RACISM: DO THE DUCK TEST


It is pretty obvious why racism remains such a hot topic in this country. We acknowledge that it still exists and that it urgently needs to be dealt with. The nuance comes in with the definitions around racism. Things such as context, intent and tone need to be considered, when declaring comments or incidences as racist, and who defines the concept. Yet, at some point, it becomes obvious. It’s called the “duck test”. If it looks like a duck, swims like a duck , and quacks like a duck, then it probably is a duck.

If Zane Dangor is to be believed (‘Anti-Semites under the bed’, 14 April), Jewish advocates for Israel are deceitfully ‘crying antisemitism’ in order to suppress legitimate criticism of Israel. This he terms “a well-honed tool to silence criticism of Israel’s human rights abuses against Palestinians in Israel and the Occupied Territories”. He makes these claims in relation to the downgrade of the SA Embassy in Tel Aviv.

Actually, Dangor’s sneering intimation that the Jewish establishment, knowingly makes false claims of antisemitism in order to shut down debate on Israel is itself a form of anti-Jewish bigotry. David Hirsh, a UK sociologist and anti-racism activist who has written extensively on this phenomenon, observes that in terms of this, those who raise the issue of antisemitism are held not merely to be wrong, but of being “wrong on purpose; of crying wolf, of playing the antisemitism card”, in order to “mobilise Jewish victim-power for illegitimate purposes”. It is also, of course, a very effective way of smearing and discrediting Jews who defend Israel and also provides a convenient excuse for not engaging with what they might have to say on the topic, whether on Israel itself or where anti-Israel sentiment does cross over into racist attacks against Jews in general.

To strengthen his argument that “Jewish leadership” are stifling debate he says that “Jewish Voice for Peace” supports the downgrade. This is disingenuous. He endorses “Jewish Voice for Peace”, a fringe group, discarding the vast majority of Jewish South Africans in this country. While the SAJBD may not speak on behalf of every single Jew in the country (no organisation could claim to do so) it has been the democratically elected representative body of SA Jewry for the past 117 years, and represents the overwhelming majority of the community.

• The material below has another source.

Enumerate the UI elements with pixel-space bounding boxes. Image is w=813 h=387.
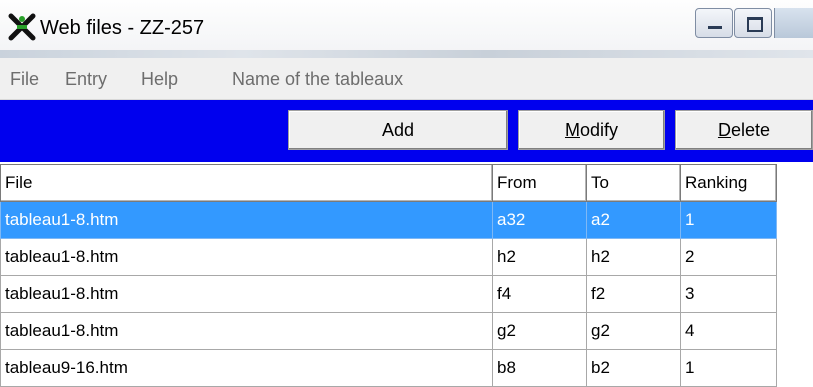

Dangor contends that the Jewish community claim that any criticism of Israel is antisemitic. We don’t. In reality, no serious advocate of Jewish rights equates all criticism of Israel with antisemitism. Indeed, it is all but unanimously accepted that “criticism of Israel similar to that leveled against any other country cannot be regarded as antisemitic”. Rather, the question unavoidably arises when such ‘criticism’ is decidedly not similar to that levelled against other countries, but instead takes the form, in Natan Sharansky’s well-known ‘3-D’ formulation, of “Demonization, Delegitimization and Double-standards”. And if the world’s sole Jewish majority state, which most Jews everywhere support and identify with to a greater or lesser degree, is subjected to unjust and discriminatory treatment, then how can that not be a form of antisemitism, in practice if not necessarily in intent?

What the Jewish community wants from our Government is not, as Dangor alleges, to stifle debate, but to ask that it treats the Jewish state as it would any other it deals with. To treat it differently from all others and then claim that it is only upholding its own moral standards is both hypocritical and unjust. It is immoral to subject Israel alone to punitive sanctions whereas no similar measures are contemplated against such known abusers of human rights that South Africa has relations with, amongst them China, Myanmar, Yemen, Saudi Arabia, Russia, and Iran. It is likewise dishonest, to hold Israel to be entirely guilty of the failure to create an independent Palestinian state, as if the record of rejectionism, incitement to violence and hatred, corruption and repression of the Palestinian population on the part of its leaders counts for nothing. Most reasonable people in the world support the Palestinians right to have a secure state. It is something that the SAJBD fervently believes in. I certainly consider myself Pro-Palestinian. However, being Pro-Palestinian does not require one to be anti-Israel. That is, unless, you think that Israel should not exist. Despite the calls by the anti-Israel groups including BDS, to eradicate Israel, as in their slogan “from the River to the Sea, Palestine will be free” the reality is that Israel has a right to exist.

Jewish South Africans should be allowed to argue against the embassy downgrade without being insultingly accused of ‘crying antisemitism’. After all, South African citizens as a whole stand to benefit from a full relationship with Israel, be it politically, spiritually, educationally or technologically. Our Department of International Relations doesn’t have to kowtow to an organisation like the BDS, which has a long track record of inciting racist hatred against South African Jewry. And our Minister shouldn’t have to apologise (as she did) to those same narrow-interest parties for not having downgraded our Embassy sooner.

Zane Dangor seeks to preach to the Jewish community as to what antisemitism is. I wonder if he would also lecture our black community on what racism is, and women what sexism is? Surely it is minorities themselves to decide what constitutes racism against them? Is that a quack I hear in the distance?

Zev Krengel is the National Vice President of the SAJBD.